Op de kamer ligt een meisje van zeven jaar, ze is uit de schommel gevallen en moet nu 6 weken op haar rug in bed liggen. Het dringt tot me door dat Kolja slechts op zijn arm terechtgekomen is. Haar ouders blijven om de beurt bij haar, er is een stretcher neergezet om de nacht door te brengen. De tafels, kastjes en de vensterbank staan vol met snoep, groente, fruit, brood, zakken chips, kaas, salami, sap, melk, half opgegeten maaltijden, kleding, boeken en tijdschriften. Het werkelijk onvoorstelbaar hoeveel voedsel zich in de kamer bevindt, ik heb sinds zeven uur 's ochtends niets meer gegeten, het is een ware marteling om hier naar te kijken.

Na een uurtje ontwaakt Kolja uit zijn slaap, een stille maar geweldige euforie komt over mij. Hij heeft een vreselijke honger en dorst, maar hij mag de eerste twee uur niets eten. De vader van het meisje gaat een tijdje weg en komt met een gegrilde kip terug. Kolja wil ook gegrilde kip, in plaats daarvan krijgt hij een paar theelepels gekookt water te drinken.

Om half zeven 's avonds komt Dima ons ophalen. Hij vertelt dat hij de directeur van het ziekenhuis afgelopen maandag toevallig heeft leren kennen. Als er iets was mocht hij altijd bellen.
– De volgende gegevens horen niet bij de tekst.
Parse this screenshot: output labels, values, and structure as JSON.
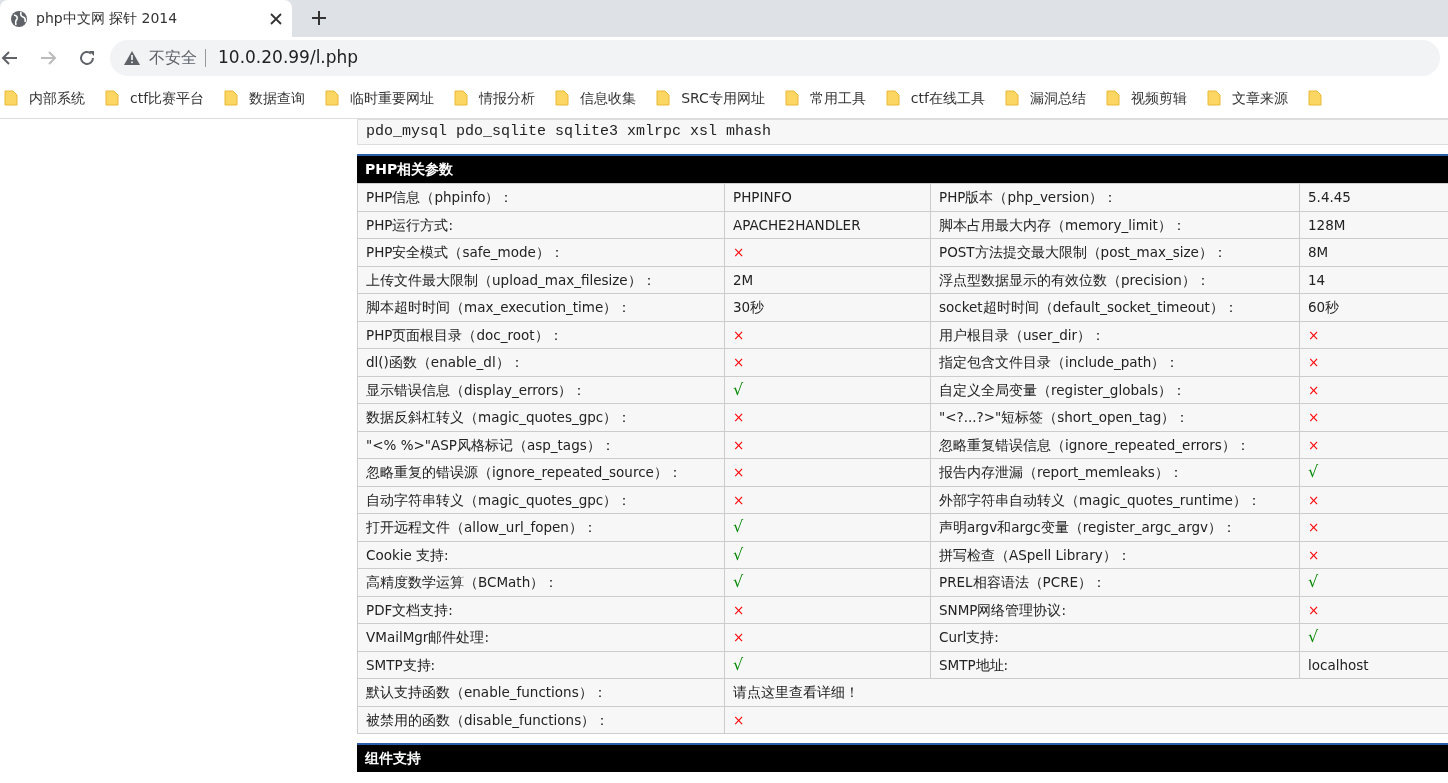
{
  "browser": {
    "tabs": [
      {
        "title": "php中文网 探针 2014",
        "selected": true
      }
    ],
    "nav": {
      "back_disabled": false,
      "forward_disabled": true
    },
    "address": {
      "security": "不安全",
      "url": "10.0.20.99/l.php"
    },
    "bookmarks": [
      {
        "label": "内部系统",
        "kind": "folder"
      },
      {
        "label": "ctf比赛平台",
        "kind": "folder"
      },
      {
        "label": "数据查询",
        "kind": "folder"
      },
      {
        "label": "临时重要网址",
        "kind": "folder"
      },
      {
        "label": "情报分析",
        "kind": "folder"
      },
      {
        "label": "信息收集",
        "kind": "folder"
      },
      {
        "label": "SRC专用网址",
        "kind": "folder"
      },
      {
        "label": "常用工具",
        "kind": "folder"
      },
      {
        "label": "ctf在线工具",
        "kind": "folder"
      },
      {
        "label": "漏洞总结",
        "kind": "folder"
      },
      {
        "label": "视频剪辑",
        "kind": "folder"
      },
      {
        "label": "文章来源",
        "kind": "folder"
      },
      {
        "kind": "folder-only"
      }
    ]
  },
  "page": {
    "extensions_line": "pdo_mysql  pdo_sqlite  sqlite3  xmlrpc  xsl  mhash",
    "sections": [
      {
        "title": "PHP相关参数",
        "rows": [
          {
            "cells": [
              {
                "kind": "label",
                "text": "PHP信息（phpinfo）："
              },
              {
                "kind": "text",
                "text": "PHPINFO"
              },
              {
                "kind": "label",
                "text": "PHP版本（php_version）："
              },
              {
                "kind": "text",
                "text": "5.4.45"
              }
            ]
          },
          {
            "cells": [
              {
                "kind": "label",
                "text": "PHP运行方式:"
              },
              {
                "kind": "text",
                "text": "APACHE2HANDLER"
              },
              {
                "kind": "label",
                "text": "脚本占用最大内存（memory_limit）："
              },
              {
                "kind": "text",
                "text": "128M"
              }
            ]
          },
          {
            "cells": [
              {
                "kind": "label",
                "text": "PHP安全模式（safe_mode）："
              },
              {
                "kind": "no",
                "text": "×"
              },
              {
                "kind": "label",
                "text": "POST方法提交最大限制（post_max_size）："
              },
              {
                "kind": "text",
                "text": "8M"
              }
            ]
          },
          {
            "cells": [
              {
                "kind": "label",
                "text": "上传文件最大限制（upload_max_filesize）："
              },
              {
                "kind": "text",
                "text": "2M"
              },
              {
                "kind": "label",
                "text": "浮点型数据显示的有效位数（precision）："
              },
              {
                "kind": "text",
                "text": "14"
              }
            ]
          },
          {
            "cells": [
              {
                "kind": "label",
                "text": "脚本超时时间（max_execution_time）："
              },
              {
                "kind": "text",
                "text": "30秒"
              },
              {
                "kind": "label",
                "text": "socket超时时间（default_socket_timeout）："
              },
              {
                "kind": "text",
                "text": "60秒"
              }
            ]
          },
          {
            "cells": [
              {
                "kind": "label",
                "text": "PHP页面根目录（doc_root）："
              },
              {
                "kind": "no",
                "text": "×"
              },
              {
                "kind": "label",
                "text": "用户根目录（user_dir）："
              },
              {
                "kind": "no",
                "text": "×"
              }
            ]
          },
          {
            "cells": [
              {
                "kind": "label",
                "text": "dl()函数（enable_dl）："
              },
              {
                "kind": "no",
                "text": "×"
              },
              {
                "kind": "label",
                "text": "指定包含文件目录（include_path）："
              },
              {
                "kind": "no",
                "text": "×"
              }
            ]
          },
          {
            "cells": [
              {
                "kind": "label",
                "text": "显示错误信息（display_errors）："
              },
              {
                "kind": "yes",
                "text": "√"
              },
              {
                "kind": "label",
                "text": "自定义全局变量（register_globals）："
              },
              {
                "kind": "no",
                "text": "×"
              }
            ]
          },
          {
            "cells": [
              {
                "kind": "label",
                "text": "数据反斜杠转义（magic_quotes_gpc）："
              },
              {
                "kind": "no",
                "text": "×"
              },
              {
                "kind": "label",
                "text": "\"<?...?>\"短标签（short_open_tag）："
              },
              {
                "kind": "no",
                "text": "×"
              }
            ]
          },
          {
            "cells": [
              {
                "kind": "label",
                "text": "\"<% %>\"ASP风格标记（asp_tags）："
              },
              {
                "kind": "no",
                "text": "×"
              },
              {
                "kind": "label",
                "text": "忽略重复错误信息（ignore_repeated_errors）："
              },
              {
                "kind": "no",
                "text": "×"
              }
            ]
          },
          {
            "cells": [
              {
                "kind": "label",
                "text": "忽略重复的错误源（ignore_repeated_source）："
              },
              {
                "kind": "no",
                "text": "×"
              },
              {
                "kind": "label",
                "text": "报告内存泄漏（report_memleaks）："
              },
              {
                "kind": "yes",
                "text": "√"
              }
            ]
          },
          {
            "cells": [
              {
                "kind": "label",
                "text": "自动字符串转义（magic_quotes_gpc）："
              },
              {
                "kind": "no",
                "text": "×"
              },
              {
                "kind": "label",
                "text": "外部字符串自动转义（magic_quotes_runtime）："
              },
              {
                "kind": "no",
                "text": "×"
              }
            ]
          },
          {
            "cells": [
              {
                "kind": "label",
                "text": "打开远程文件（allow_url_fopen）："
              },
              {
                "kind": "yes",
                "text": "√"
              },
              {
                "kind": "label",
                "text": "声明argv和argc变量（register_argc_argv）："
              },
              {
                "kind": "no",
                "text": "×"
              }
            ]
          },
          {
            "cells": [
              {
                "kind": "label",
                "text": "Cookie 支持:"
              },
              {
                "kind": "yes",
                "text": "√"
              },
              {
                "kind": "label",
                "text": "拼写检查（ASpell Library）："
              },
              {
                "kind": "no",
                "text": "×"
              }
            ]
          },
          {
            "cells": [
              {
                "kind": "label",
                "text": "高精度数学运算（BCMath）："
              },
              {
                "kind": "yes",
                "text": "√"
              },
              {
                "kind": "label",
                "text": "PREL相容语法（PCRE）："
              },
              {
                "kind": "yes",
                "text": "√"
              }
            ]
          },
          {
            "cells": [
              {
                "kind": "label",
                "text": "PDF文档支持:"
              },
              {
                "kind": "no",
                "text": "×"
              },
              {
                "kind": "label",
                "text": "SNMP网络管理协议:"
              },
              {
                "kind": "no",
                "text": "×"
              }
            ]
          },
          {
            "cells": [
              {
                "kind": "label",
                "text": "VMailMgr邮件处理:"
              },
              {
                "kind": "no",
                "text": "×"
              },
              {
                "kind": "label",
                "text": "Curl支持:"
              },
              {
                "kind": "yes",
                "text": "√"
              }
            ]
          },
          {
            "cells": [
              {
                "kind": "label",
                "text": "SMTP支持:"
              },
              {
                "kind": "yes",
                "text": "√"
              },
              {
                "kind": "label",
                "text": "SMTP地址:"
              },
              {
                "kind": "text",
                "text": "localhost"
              }
            ]
          },
          {
            "kind": "wide",
            "cells": [
              {
                "kind": "label",
                "text": "默认支持函数（enable_functions）："
              },
              {
                "kind": "link",
                "text": "请点这里查看详细！",
                "colspan": 3
              }
            ]
          },
          {
            "kind": "wide",
            "cells": [
              {
                "kind": "label",
                "text": "被禁用的函数（disable_functions）："
              },
              {
                "kind": "no",
                "text": "×",
                "colspan": 3
              }
            ]
          }
        ]
      },
      {
        "title": "组件支持"
      }
    ]
  }
}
Vandaar die hele vertoning toen we aankwamen.

's Avonds laat kijk ik naar de festiviteiten rond het 300 jarig bestaan van Petersburg op de televisie, het is prachtig om de schepen, onder begeleiding van klassieke muziek en later vuurwerk, over de Neva te zien varen, maar ik voel er niets bij. Niet vandaag.

Midden in de nacht komt Kolja bij ons in bed liggen, met zijn gewoel houdt hij ons beiden wakker. Het is beter dat ik in zijn bed ga slapen, zodat hij de ruimte heeft. Een paar uur later maakt hij me wakker, zijn arm doet geweldig zeer, ik geef hem paracetamol. Als ik 's ochtends wakker word in zijn bed ligt hij vredig naast mij te slapen, ik heb het gevoel dat ik een hele nacht doorgezakt ben.

Een week lang reizen Kolja en ik iedere dag op neer naar het kinderziekenhuis. 's Ochtends om kwart over negen nemen we de bus naar Leninski prospekt en daar stappen we over op bus of marsroutka 130. Woensdag vertelt de arts ons dat de genezing naar wens verloopt en dat we voortaan één keer per twee dagen kunnen komen.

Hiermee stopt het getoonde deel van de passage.